832 HW7 - Due Friday 2020/10/09

  1. Let \(Y \sim N_{n\times p}( 0 ,\Psi \otimes I_n)\) where \(\Psi\) is an unknown diagonal matrix. Write out the -2 log likelihood for \(\Psi\) and find the MLE.

  2. Let \(Y\) follow a mean-zero \(q\)-factor model, so that \(Y = Z A^\top + E \Psi^{1/2}\). Find \(E[ Z| Y,A \Psi]\) and \(E[ Z^\top Z | Y,A , \Psi]\).

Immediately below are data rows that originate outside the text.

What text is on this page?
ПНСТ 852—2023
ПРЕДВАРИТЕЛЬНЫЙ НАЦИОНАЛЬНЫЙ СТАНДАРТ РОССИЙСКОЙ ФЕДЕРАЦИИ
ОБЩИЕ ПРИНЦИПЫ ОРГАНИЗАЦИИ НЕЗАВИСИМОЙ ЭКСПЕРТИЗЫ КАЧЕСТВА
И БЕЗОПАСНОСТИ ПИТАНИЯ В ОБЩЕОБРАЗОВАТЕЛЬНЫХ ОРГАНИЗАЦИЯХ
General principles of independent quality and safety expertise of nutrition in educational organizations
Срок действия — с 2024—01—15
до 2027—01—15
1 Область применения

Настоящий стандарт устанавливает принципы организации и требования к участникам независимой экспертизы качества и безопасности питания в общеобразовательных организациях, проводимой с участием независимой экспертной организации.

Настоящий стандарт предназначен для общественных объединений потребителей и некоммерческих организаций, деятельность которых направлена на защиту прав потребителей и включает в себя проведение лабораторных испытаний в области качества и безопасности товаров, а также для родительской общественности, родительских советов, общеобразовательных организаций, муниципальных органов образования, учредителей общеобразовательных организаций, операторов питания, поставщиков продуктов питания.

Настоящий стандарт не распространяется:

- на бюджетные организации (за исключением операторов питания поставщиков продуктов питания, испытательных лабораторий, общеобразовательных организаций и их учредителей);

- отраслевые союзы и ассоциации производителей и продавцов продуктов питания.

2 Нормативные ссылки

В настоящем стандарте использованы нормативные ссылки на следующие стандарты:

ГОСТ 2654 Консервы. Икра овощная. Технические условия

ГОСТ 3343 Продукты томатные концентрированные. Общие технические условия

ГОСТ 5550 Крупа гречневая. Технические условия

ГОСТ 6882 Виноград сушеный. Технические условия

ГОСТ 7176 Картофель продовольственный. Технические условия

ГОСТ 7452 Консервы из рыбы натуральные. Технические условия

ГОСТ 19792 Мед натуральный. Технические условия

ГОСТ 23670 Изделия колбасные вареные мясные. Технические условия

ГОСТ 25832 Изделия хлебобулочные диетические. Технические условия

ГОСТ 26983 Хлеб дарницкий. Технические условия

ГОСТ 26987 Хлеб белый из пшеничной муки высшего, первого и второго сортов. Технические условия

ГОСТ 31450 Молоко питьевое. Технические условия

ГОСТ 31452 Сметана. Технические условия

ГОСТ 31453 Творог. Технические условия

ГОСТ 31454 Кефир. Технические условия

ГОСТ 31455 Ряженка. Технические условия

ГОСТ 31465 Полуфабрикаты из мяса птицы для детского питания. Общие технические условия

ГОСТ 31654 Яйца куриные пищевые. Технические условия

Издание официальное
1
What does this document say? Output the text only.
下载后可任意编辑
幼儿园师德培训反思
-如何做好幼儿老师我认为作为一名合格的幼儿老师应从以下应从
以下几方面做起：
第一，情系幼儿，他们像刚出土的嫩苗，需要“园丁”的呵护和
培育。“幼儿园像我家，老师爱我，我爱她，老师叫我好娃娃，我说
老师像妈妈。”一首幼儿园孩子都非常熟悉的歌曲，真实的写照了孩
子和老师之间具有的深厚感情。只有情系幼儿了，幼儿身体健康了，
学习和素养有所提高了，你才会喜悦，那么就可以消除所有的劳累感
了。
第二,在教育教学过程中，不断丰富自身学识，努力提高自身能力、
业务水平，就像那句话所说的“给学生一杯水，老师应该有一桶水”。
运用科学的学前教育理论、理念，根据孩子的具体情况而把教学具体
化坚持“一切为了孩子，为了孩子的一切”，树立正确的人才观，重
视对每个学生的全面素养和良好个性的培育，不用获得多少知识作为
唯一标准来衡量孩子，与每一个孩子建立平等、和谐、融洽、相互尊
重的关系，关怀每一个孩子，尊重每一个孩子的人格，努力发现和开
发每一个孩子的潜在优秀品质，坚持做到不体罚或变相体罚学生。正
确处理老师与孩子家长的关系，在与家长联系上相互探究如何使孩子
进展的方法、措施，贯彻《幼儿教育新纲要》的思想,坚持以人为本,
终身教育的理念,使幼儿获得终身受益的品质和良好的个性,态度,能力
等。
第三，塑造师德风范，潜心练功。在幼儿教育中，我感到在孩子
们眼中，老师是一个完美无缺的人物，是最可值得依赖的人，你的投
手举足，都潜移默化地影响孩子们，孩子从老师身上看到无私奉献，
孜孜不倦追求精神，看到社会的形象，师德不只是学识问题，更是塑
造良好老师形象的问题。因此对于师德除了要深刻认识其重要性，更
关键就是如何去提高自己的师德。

  3. Perform a \(q=4\) factor analysis on the subset of the NHANES dataset in the file nhanesHW7.rds. In particular,

    1. Find the MLE of the variance matrix, and compare to the sample variance matrix.
    2. Interpret the coefficients of the loading matrix and relate to the sample variance matrix.
    3. Compare the communality of each variable to its specific variance. Which variables are the “most explained” by the latent factors?
    4. Redo the analysis after scaling the columns to have unit variance. How does this change the fit, or the interpretation of the model coefficients?
  4. Identify a dataset that you would like to use for the data project. Describe the dataset in a few sentences, and also provide the following information:

    1. The data source and how do you access it.
    2. The primary variables you intend to analyze.
    3. A list of other secondary variables that may be important (continuous or categorical predictors, time, design variables, etc).
    4. A description of what sort of dependencies you anticipate are present in the data.
    5. (optional) A scientific question or hypothesis you plan to evaluate with your data analysis.